☠️ ANTHROPIC HAT GERADE EBAY ERLEDIGT!
Das ist der Chart von $EBAY. Minus 5,3 Prozent. An einem Tag. Von $103,40 runter auf $97,94. Kein Earnings. Kein Skandal. Kein Insider-Verkauf. Nur ein Forschungs-Paper von Anthropic.
"Project Deal" heißt das Ding.
Anthropic hat in seinem San-Francisco-Büro einen Marktplatz für die eigenen Mitarbeiter gebaut. 69 Leute. Je 100 Dollar Budget. Klassisches Craigslist-Setup. Nur mit einem Twist: Die Verhandlungen führt Anthropic. Nicht der Mensch. Die KI kauft, verkauft, dealt für dich. 186 Transaktionen in einer Woche, über 4.000 Dollar Volumen.
Und ein interessantes Detail aus dem Paper: Wer einen schwächeres Modell bekam, machte nachweislich schlechtere Deals. Hat es aber selbst nicht gemerkt.
Klingt nach Büro-Spielerei. Ist es nicht.
Es ist ein Proof of Concept dafür, dass jeder Marktplatz im Netz austauschbar ist. eBay verdient Geld weil Menschen eBay brauchen, um zu handeln. Was, wenn Menschen nichts mehr machen müssen?
Wall Street hat verstanden. Sofort.
Alles, was Marktplatz ist betroffen. Salesforce ist seit Januar 33 Prozent runter, weil "Claude Cowork" die ganze CRM-Industrie in Frage gestellt hat. Adobe minus 36. ServiceNow gerade von UBS auf Neutral runtergestuft. Der Software-Index IGV ist 35 Prozent unter seinem Hoch.
Eine ganze Branche wird vor unseren Augen umgeschrieben.
Wall Street hat dafür schon einen Namen. SaaSpocalypse. Seit Januar 2026 sind ungefähr 2 Billionen US-Dollar aus der Software-Wirtschaft verdampft. Zwei Billionen. Und das Spiel fängt grade erst an.
Was Wall Street gerade einpreist: Pro-Seat-Lizenzen verlieren ihren Sinn, wenn ein Agent eine ganze Abteilung ersetzt. Plattform-Take-Rates kollabieren, sobald Agenten direkt mit Agenten verhandeln. Werbung verliert ihre Logik in einem Markt ohne menschliche Klicker. Was bleibt sind Infrastruktur-Anbieter, Daten-Besitzer und die Modell-Hersteller selbst.
Und genau da kommt der nächste Schlag.
Anthropic hat letzte Woche Opus 4.7 vorgestellt. Sonnet 5 ist seit Anfang April live. Das Roadmap-Leak von vor zwei Monaten zeigt interne Referenzen auf Sonnet 4.8 und Claude 5 - geplant für den Sommer. Google hat parallel angekündigt, bis zu 40 Milliarden Dollar in Anthropic zu investieren. Das ist ein All-In auf die Disruption der eigenen Cloud-Kunden.
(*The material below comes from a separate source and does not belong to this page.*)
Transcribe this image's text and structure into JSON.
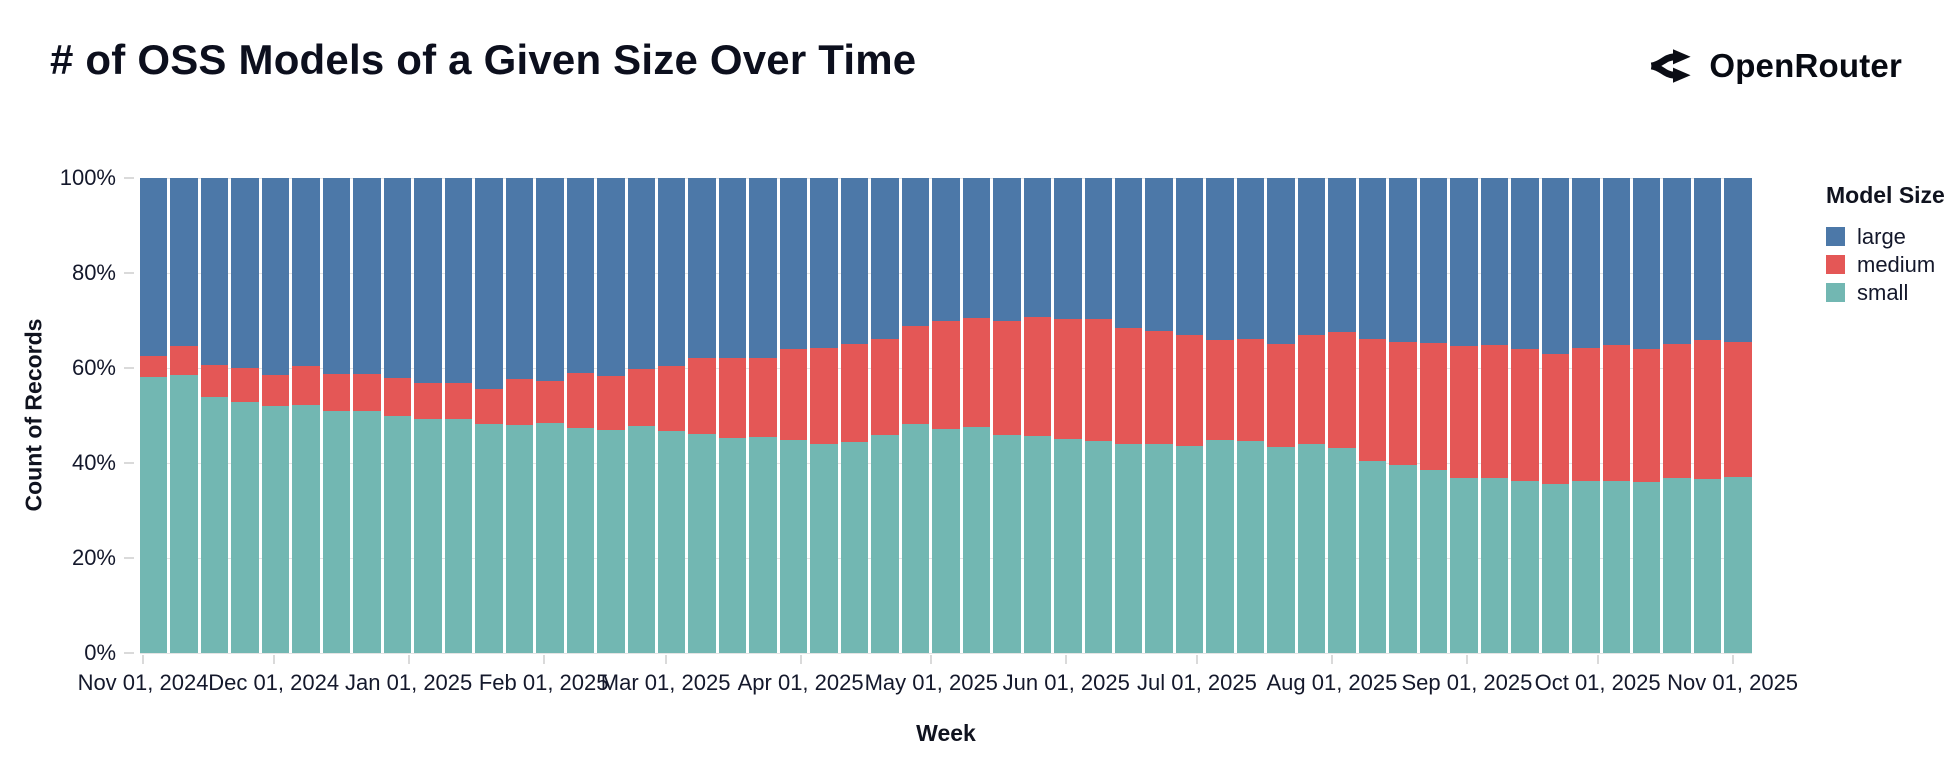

Bei OpenAI läuft das gleiche Spiel, nur lauter. Sam Altman hat im März bei BlackRock öffentlich gesagt, sie trainieren in Abilene, Texas, das nach eigener Einschätzung beste Modell der Welt. Übersetzt: GPT-6. Release-Fenster: Ende Mai. Was die Modelle laut Roadmap können sollen? Selbstständige Workflows. Bezahlsysteme. Buchungen. Verhandlungen. Komplexe Transaktionsketten ohne menschliche Aufsicht. OpenAI hat parallel mit Etsy und Shopify die ersten Pilot-Integrationen für agentic shopping gestartet. Du sagst ChatGPT was du brauchst, ChatGPT kauft. Ohne Klick auf Etsy.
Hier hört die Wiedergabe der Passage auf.